La politique n’est pas une science exacte. En 2008, par exemple, après le désastreux Congrès de Reims qui opposa Ségolène Royal et Martine Aubry, nombreux furent ceux qui annoncèrent la fin programmée du Parti socialiste, incapable dorénavant d’accéder au pouvoir. Seulement quatre années ont suffi pour faire déjouer les pronostics de l’époque.
Or, cette situation n’est pas nouvelle pour la gauche et a déjà été surmontée par le passé. Après tout, le Parti socialiste est né des décombres de l’ancienne SFIO qui s’est éteinte dans l’indifférence quasi générale. Cette fin programmée avait été provoquée par le résultat catastrophique de Gaston Deferre en 1969. Pas plus que les autres institutions, les partis politiques ne sont éternels, ils disparaissent donc et renaissent parfois au gré des fluctuations de l’opinion et des changements de dirigeants.
De plus, le Parti socialiste a subi comme d’autres avant lui, l’usure du pouvoir. Il convient de rappeler que pour la première fois, le candidat logique à l’élection, c’est-à-dire le Président de la République, n’a pas pu se présenter faute d’un quelconque soutien.

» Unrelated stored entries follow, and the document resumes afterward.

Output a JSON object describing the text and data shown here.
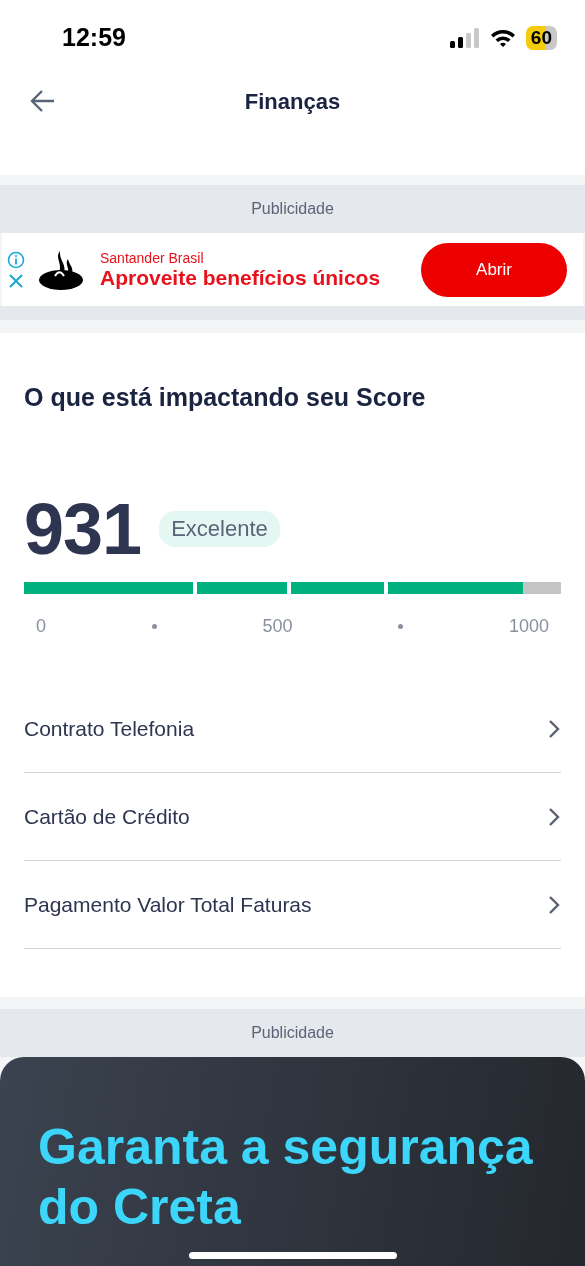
{
  "status_bar": {
    "time": "12:59",
    "battery": "60"
  },
  "header": {
    "title": "Finanças"
  },
  "ads": [
    {
      "label": "Publicidade",
      "kind": "banner",
      "advertiser": "Santander Brasil",
      "headline": "Aproveite benefícios únicos",
      "button": "Abrir"
    },
    {
      "label": "Publicidade",
      "kind": "hero",
      "headline": "Garanta a segurança do Creta"
    }
  ],
  "score_card": {
    "title": "O que está impactando seu Score",
    "score": "931",
    "rating": "Excelente",
    "level": 0.93,
    "scale": [
      "0",
      "500",
      "1000"
    ],
    "factors": [
      {
        "label": "Contrato Telefonia"
      },
      {
        "label": "Cartão de Crédito"
      },
      {
        "label": "Pagamento Valor Total Faturas"
      }
    ]
  }
}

Pour autant, la défaite de 2017, par plusieurs aspects, se distingue du fiasco de 1969 et pourrait cette fois écarter durablement la « gauche modérée » du pouvoir. Le Parti socialiste affronte aujourd’hui à la fois contestation externe et une crise interne.
D’une part, une contestation externe. Si ce parti avait l’habitude de connaître une concurrence à gauche, celle-ci s’était peu à peu effacée depuis l’arrivée de François Mitterrand à sa tête. Or, depuis 2012, Jean-Luc Mélenchon est un adversaire autrement plus important, obtenant des scores à deux chiffres. Pire, l’émergence d’Emmanuel Macron a ajouté une concurrence sur l’aile droite qui a contribué à l’évaporation de l’électorat du Parti socialiste. Jean-Luc Mélenchon a d’ailleurs parfaitement décrit cette stratégie de pression de chaque côté pour provoquer sa dislocation, espérant en tirer des bénéfices personnels.
D’autre part, une crise interne. Le quinquennat passé a aggravé la ligne de fracture entre les deux tendances historiques du Parti. Cet affrontement permanent et persistant qui s’est souvent traduit par la victoire de la ligne « de l’aile droite » du Parti sur sa pendante de gauche (tournant de la rigueur en 1983, position sur le Traité constitutionnel de 2005, virage du quinquennat en août 2014) a fini par provoquer une rupture au sein de la majorité. Un certain nombre de députés de gauche (dont Benoit Hamon) ont cherché à renverser un gouvernement de leur couleur politique. Benoit Hamon justement a beau jeu d’être surpris de la « trahison » de ses anciens camarades. Lui-même n’avait pas respecté la direction prise par ses collègues, direction choisie par une majorité.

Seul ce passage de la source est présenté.